Sejak rahasia itu terungkap, dunia Zahra dan Nadine tidak lagi sama.

Nadine menatap cermin di kamarnya. Wajah yang setiap hari ia lihat kini terasa asing. Ia tak tahu siapa dirinya lagi. Sejak kecil ia dibesarkan dengan segala kemewahan, sekolah di tempat terbaik, diberi fasilitas dan cinta. Tapi sekarang... semua itu bukan miliknya.

“Aku ini siapa, sebenarnya?” bisiknya lirih.

Tiara mencoba menjelaskan. Raka lebih diam. Nadine merasakan retakan itu merayap ke dalam hatinya, perlahan namun pasti. Ia tidak merasa marah tapi lebih dari itu, ia merasa kehilangan arah.

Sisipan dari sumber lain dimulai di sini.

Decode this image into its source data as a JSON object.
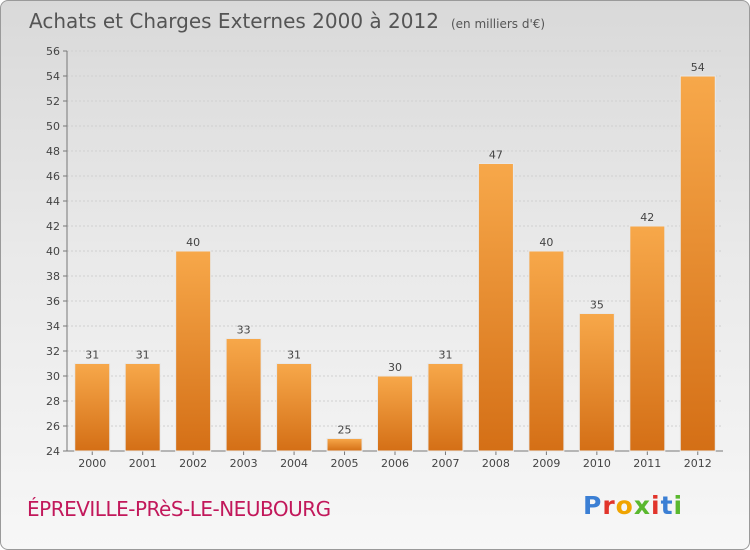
{
  "header": {
    "title": "Achats et Charges Externes 2000 à 2012",
    "unit": "(en milliers d'€)"
  },
  "footer": {
    "place": "ÉPREVILLE-PRèS-LE-NEUBOURG",
    "logo": [
      "P",
      "r",
      "o",
      "x",
      "i",
      "t",
      "i"
    ]
  },
  "colors": {
    "bar_light": "#f7a84a",
    "bar_dark": "#d46f16",
    "logo": [
      "#3b7fd4",
      "#e1342b",
      "#f0a400",
      "#5ab82e",
      "#e1342b",
      "#3b7fd4",
      "#5ab82e"
    ]
  },
  "chart_data": {
    "type": "bar",
    "title": "Achats et Charges Externes 2000 à 2012",
    "subtitle": "(en milliers d'€)",
    "xlabel": "",
    "ylabel": "",
    "categories": [
      "2000",
      "2001",
      "2002",
      "2003",
      "2004",
      "2005",
      "2006",
      "2007",
      "2008",
      "2009",
      "2010",
      "2011",
      "2012"
    ],
    "values": [
      31,
      31,
      40,
      33,
      31,
      25,
      30,
      31,
      47,
      40,
      35,
      42,
      54
    ],
    "ylim": [
      24,
      56
    ],
    "yticks": [
      24,
      26,
      28,
      30,
      32,
      34,
      36,
      38,
      40,
      42,
      44,
      46,
      48,
      50,
      52,
      54,
      56
    ],
    "grid": true,
    "legend": "none"
  }
}
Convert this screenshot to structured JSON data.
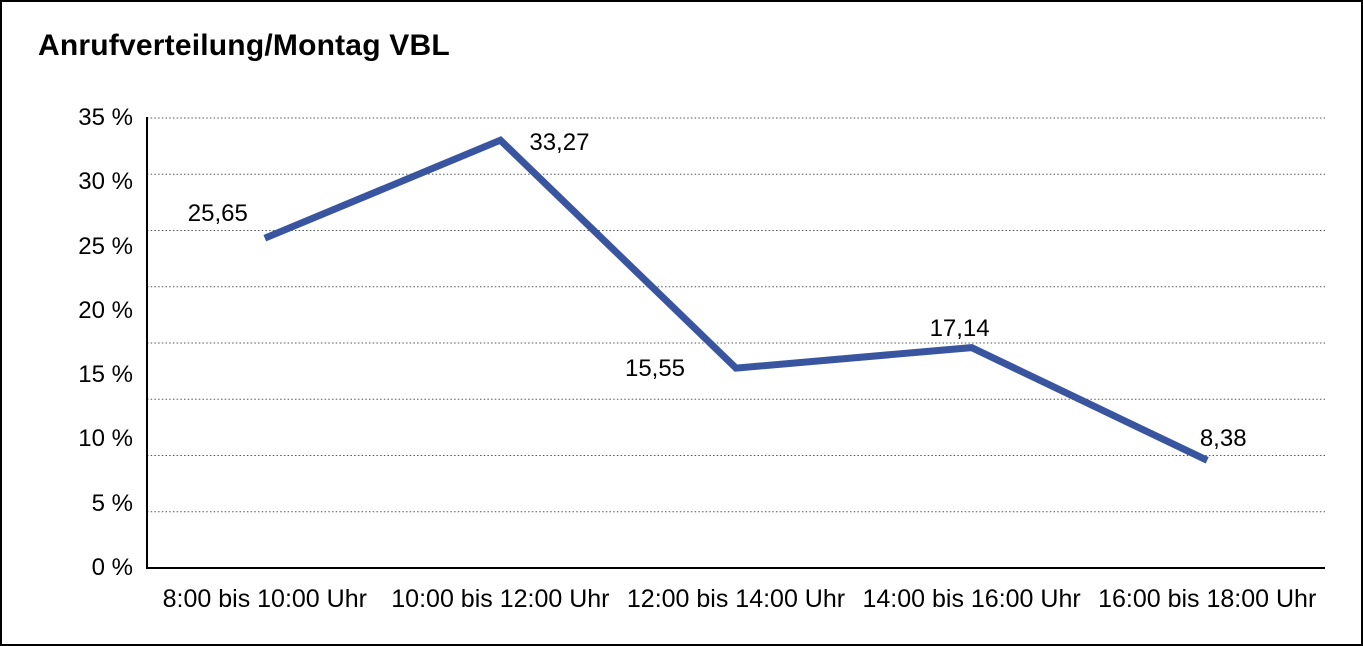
{
  "page": {
    "title": "Anrufverteilung/Montag VBL"
  },
  "chart_data": {
    "type": "line",
    "title": "Anrufverteilung/Montag VBL",
    "categories": [
      "8:00 bis 10:00 Uhr",
      "10:00 bis 12:00 Uhr",
      "12:00 bis 14:00 Uhr",
      "14:00 bis 16:00 Uhr",
      "16:00 bis 18:00 Uhr"
    ],
    "values": [
      25.65,
      33.27,
      15.55,
      17.14,
      8.38
    ],
    "point_labels": [
      "25,65",
      "33,27",
      "15,55",
      "17,14",
      "8,38"
    ],
    "y_ticks": [
      {
        "label": "35 %",
        "value": 35
      },
      {
        "label": "30 %",
        "value": 30
      },
      {
        "label": "25 %",
        "value": 25
      },
      {
        "label": "20 %",
        "value": 20
      },
      {
        "label": "15 %",
        "value": 15
      },
      {
        "label": "10 %",
        "value": 10
      },
      {
        "label": "5 %",
        "value": 5
      },
      {
        "label": "0 %",
        "value": 0
      }
    ],
    "ylim": [
      0,
      35
    ],
    "xlabel": "",
    "ylabel": "",
    "legend": "none",
    "grid": "horizontal-dotted",
    "n_grid_intervals": 8,
    "line_color": "#3A55A0",
    "axis_color": "#000000",
    "grid_color": "#555555",
    "text_color": "#000000",
    "background": "#FFFFFF"
  }
}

Di sisi lain, Zahra duduk di bangku taman belakang rumah kecilnya. Matanya menatap lurus ke depan, kosong. Anita masih memanggilnya dengan penuh cinta, masih mengusap rambutnya setiap malam, masih menyuapkan sarapan seperti biasa. Tapi sekarang, Zahra tidak tahu harus menjawab dengan panggilan “Bu” atau hanya diam.

Mereka berdua mencoba tetap tegar. Tapi tak ada yang bisa mengajari bagaimana rasanya mengetahui bahwa hidup yang dijalani selama ini bukan milikmu.

***

Hari itu, Tiara mengajak Zahra makan siang. Ia berharap bisa mengenal lebih dalam darah dagingnya yang sebenarnya. Di restoran mewah itu, Zahra tampak kikuk. Ini bukan dunianya. Ia terbiasa duduk di warung mie ayam, bukan restoran Prancis berlampu gantung kristal.

Tiara mencoba tersenyum. “Kamu suka tempat ini?”

Zahra menatap sekeliling. “Sebenarnya aku lebih nyaman di rumah, Bu… eh… Ma.”

Tiara menahan napas. Satu kata itu—"Ma"—menyentuh relung hatinya. Tapi sekaligus terasa kaku.

Mereka berbicara banyak hal. Tentang sekolah. Tentang mimpi Zahra menjadi jurnalis. Tentang hal-hal remeh seperti makanan favorit dan warna kesukaan. Tapi tetap terasa... ganjil. Seperti dua orang asing yang dipaksa menjadi dekat.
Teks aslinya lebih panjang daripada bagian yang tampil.